The Director Kevin Cruze

Cruze's strategy had been to test the boys with different roles before making a final decision. Casting the character of King Lear had been a colossal task. "Everything fell into place about 3 weeks before the finals," explained Cruze, who said when he saw how well Heshal played the eponymous protagonist the rest wasn't difficult.

Melanctha admitted that he found it particularly difficult to adjust when he was recast and had to switch characters across genders going from being the Earl of Glouster to a daughter of Lear. But nevertheless Melanctha along with Joshua proved his acting ability by securing a nomination for the award of Best Supporting Actor last year. Brenden who played the role of the Fool had a particularly big task being the youngest among them. The King and The Fool had to gel well. And Heshal and Brenden made it a point to cordially build up their interplay dynamics with a little pre rehearsal 'clowning around' to thaw any ice that might have existed across their age divide. "As a team we needed to gel very well," said Heshal who believes it was a key to their success.

They had all felt they began living their characters out rather than 'performing'. There had even been something like off the record peer reviews among themselves of each others' performances.

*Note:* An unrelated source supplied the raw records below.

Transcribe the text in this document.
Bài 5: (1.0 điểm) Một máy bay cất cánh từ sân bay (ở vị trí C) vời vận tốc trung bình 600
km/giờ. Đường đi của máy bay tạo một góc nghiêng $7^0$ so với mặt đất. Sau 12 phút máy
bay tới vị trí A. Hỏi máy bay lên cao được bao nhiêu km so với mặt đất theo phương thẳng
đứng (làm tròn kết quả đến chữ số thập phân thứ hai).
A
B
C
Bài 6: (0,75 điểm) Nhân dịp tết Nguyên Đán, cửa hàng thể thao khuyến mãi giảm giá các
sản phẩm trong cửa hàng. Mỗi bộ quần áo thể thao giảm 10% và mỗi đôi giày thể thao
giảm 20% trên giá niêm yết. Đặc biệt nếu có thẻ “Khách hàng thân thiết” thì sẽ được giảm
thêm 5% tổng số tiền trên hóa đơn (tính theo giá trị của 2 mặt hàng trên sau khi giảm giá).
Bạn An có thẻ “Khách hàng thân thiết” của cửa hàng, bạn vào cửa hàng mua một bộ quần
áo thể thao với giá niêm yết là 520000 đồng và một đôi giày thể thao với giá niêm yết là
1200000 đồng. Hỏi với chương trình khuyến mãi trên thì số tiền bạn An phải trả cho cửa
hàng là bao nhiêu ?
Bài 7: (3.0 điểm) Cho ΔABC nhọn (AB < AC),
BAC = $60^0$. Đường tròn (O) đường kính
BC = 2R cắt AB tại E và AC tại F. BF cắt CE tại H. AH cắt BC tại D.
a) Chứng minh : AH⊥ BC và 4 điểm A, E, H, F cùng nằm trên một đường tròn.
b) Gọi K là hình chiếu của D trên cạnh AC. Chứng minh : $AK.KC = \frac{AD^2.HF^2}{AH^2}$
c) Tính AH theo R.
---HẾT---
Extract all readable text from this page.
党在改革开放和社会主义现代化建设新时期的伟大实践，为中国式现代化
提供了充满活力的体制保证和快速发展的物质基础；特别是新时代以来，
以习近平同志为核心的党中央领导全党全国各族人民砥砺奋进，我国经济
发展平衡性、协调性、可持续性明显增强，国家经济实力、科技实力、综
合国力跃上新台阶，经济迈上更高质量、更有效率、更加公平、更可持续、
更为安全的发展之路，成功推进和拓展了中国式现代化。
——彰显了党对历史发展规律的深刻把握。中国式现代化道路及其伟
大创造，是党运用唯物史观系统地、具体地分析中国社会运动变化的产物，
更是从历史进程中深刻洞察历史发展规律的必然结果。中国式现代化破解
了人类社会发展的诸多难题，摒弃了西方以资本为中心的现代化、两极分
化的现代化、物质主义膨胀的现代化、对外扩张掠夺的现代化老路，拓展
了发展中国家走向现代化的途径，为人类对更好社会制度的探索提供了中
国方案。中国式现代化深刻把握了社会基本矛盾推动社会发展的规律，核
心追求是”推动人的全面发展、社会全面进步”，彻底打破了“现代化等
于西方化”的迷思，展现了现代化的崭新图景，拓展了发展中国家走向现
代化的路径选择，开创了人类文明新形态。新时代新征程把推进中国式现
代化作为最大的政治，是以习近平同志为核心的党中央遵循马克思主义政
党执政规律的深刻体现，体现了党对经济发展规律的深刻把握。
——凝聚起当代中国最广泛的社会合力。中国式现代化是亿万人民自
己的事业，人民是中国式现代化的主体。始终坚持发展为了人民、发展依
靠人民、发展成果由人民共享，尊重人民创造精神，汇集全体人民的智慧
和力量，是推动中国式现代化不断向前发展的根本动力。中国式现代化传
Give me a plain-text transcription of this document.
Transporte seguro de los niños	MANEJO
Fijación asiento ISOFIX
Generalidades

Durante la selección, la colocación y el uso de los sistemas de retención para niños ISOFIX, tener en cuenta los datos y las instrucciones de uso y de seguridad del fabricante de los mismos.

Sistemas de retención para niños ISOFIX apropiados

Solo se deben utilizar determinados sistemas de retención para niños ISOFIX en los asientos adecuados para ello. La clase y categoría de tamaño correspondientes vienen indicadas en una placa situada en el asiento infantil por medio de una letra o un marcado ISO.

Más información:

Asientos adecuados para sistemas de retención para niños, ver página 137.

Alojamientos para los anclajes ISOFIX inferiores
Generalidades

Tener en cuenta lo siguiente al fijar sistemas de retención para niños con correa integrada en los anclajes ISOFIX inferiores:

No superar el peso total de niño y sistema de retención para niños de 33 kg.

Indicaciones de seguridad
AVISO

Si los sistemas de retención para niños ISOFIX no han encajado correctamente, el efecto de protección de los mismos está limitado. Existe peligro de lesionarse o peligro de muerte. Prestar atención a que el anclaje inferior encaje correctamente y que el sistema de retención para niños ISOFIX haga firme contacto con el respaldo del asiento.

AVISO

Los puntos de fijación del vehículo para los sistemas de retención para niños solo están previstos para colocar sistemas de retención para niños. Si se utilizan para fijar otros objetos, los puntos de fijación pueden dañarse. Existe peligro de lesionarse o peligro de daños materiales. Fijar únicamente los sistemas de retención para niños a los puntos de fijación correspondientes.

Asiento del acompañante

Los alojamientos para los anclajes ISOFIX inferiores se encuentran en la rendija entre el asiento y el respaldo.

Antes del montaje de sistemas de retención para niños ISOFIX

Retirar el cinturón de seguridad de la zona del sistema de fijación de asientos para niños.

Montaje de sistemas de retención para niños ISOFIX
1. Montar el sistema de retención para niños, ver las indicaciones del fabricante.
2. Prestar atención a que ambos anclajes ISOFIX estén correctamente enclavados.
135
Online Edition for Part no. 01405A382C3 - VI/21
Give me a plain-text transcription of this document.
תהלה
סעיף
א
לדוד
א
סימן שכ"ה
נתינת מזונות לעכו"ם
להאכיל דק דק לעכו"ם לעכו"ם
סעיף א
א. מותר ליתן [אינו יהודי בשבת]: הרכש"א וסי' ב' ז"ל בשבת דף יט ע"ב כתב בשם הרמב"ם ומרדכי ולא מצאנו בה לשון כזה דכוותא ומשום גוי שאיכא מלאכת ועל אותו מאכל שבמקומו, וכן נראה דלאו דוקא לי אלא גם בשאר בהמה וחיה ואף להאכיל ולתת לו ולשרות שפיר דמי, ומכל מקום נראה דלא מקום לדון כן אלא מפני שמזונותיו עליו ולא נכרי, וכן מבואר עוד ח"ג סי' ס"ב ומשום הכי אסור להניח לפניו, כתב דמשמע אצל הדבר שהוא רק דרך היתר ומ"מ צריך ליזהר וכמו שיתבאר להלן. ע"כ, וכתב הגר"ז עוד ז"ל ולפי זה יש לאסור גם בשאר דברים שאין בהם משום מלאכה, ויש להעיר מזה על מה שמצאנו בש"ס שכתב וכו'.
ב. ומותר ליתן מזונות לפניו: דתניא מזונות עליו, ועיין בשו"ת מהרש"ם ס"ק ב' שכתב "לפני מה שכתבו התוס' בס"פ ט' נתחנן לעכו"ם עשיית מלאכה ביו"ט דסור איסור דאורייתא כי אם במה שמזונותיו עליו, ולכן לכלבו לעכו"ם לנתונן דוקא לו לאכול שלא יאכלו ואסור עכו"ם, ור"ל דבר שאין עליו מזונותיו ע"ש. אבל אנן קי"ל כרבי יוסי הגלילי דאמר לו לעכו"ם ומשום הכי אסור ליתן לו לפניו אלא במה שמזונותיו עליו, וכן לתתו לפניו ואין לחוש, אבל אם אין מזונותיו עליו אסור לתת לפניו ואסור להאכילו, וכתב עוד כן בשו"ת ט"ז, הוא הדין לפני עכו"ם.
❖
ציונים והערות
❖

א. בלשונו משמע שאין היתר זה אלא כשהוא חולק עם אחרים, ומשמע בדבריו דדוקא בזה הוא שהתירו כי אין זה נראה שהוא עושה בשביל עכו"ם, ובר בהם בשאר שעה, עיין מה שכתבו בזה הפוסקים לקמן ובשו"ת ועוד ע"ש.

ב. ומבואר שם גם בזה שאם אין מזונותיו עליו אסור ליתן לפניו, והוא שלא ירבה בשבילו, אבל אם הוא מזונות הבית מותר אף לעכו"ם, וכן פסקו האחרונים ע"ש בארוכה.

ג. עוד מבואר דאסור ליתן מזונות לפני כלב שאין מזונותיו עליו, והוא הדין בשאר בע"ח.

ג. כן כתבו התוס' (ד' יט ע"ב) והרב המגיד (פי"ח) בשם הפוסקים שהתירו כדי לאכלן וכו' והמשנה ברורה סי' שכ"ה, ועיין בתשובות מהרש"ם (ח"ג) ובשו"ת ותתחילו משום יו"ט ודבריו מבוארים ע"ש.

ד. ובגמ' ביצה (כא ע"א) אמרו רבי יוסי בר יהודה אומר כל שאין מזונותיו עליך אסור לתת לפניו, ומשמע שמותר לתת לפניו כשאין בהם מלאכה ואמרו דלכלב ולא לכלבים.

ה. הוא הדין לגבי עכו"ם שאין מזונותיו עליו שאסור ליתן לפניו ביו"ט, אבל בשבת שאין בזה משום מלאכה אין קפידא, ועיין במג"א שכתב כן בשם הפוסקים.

They all said 'Kevin aiya' kept pushing them, leaving zero space for slacking!

Cruze had regularly made notes studiously over each actor's development.

He made each of them come up with ideas to improve their performance after he pointed out shortcomings.

He brought in fellow theatre practitioners to taken on several players as small tutoring groups to build up little details in their performance. Several of them had been, needless to say, old Josephians.

Thespians like Dino Corera, Anuk De Silva, Amesh de Silva, Revon Fernandopulle had been some of them. And stage management had been done by Jordan Bryan, who incidentally had to face the tragedy of an irreplaceable personal loss during the days leading up to the finals.

Despite the tribulations there was an enormous degree of unwavering dedication to reach the goal as a collective dream.


Scene from the winning production

Watching the BBC's film of Shakespeare's 'King Lear' had been helpful to the boys to learn more of their characters.

That showed them what 'events' shaped their characters prior to the scenes they played in their production which is an ensemble of excerpts from the drama script. It was therefore not merely learning lines for the roles but realising the characters. How important a factor were the props? With a minimalist approach they had opted for props that were more convertible for their onstage needs and not pose as possible stationary obstructions.

The backdrop mattered in creating a sense of atmosphere the boys said in facilitating a smoother performance. "We did feel like we were walking into a castle," they admitted. Without it their performance level would have decreased.

And the 'final factor' at 'the finals to boost their 'performing pulse' had been the big audience! The boys knew they were performing to a large crowd and it was their moment of glory.

They were committed to giving nothing short of their absolute utmost! And no they were not really 'nervous' as some may think. "It was like a dream," said Christopher reflecting on that evening of performing at the finals. "Getting there was one of the best experiences of my life."

The dreams from childhood whenever they are touched and tasted prove to be the sweetest of memories in later life.

Surely Kevin Cruze and last year's victorious Joes can happily make that claim.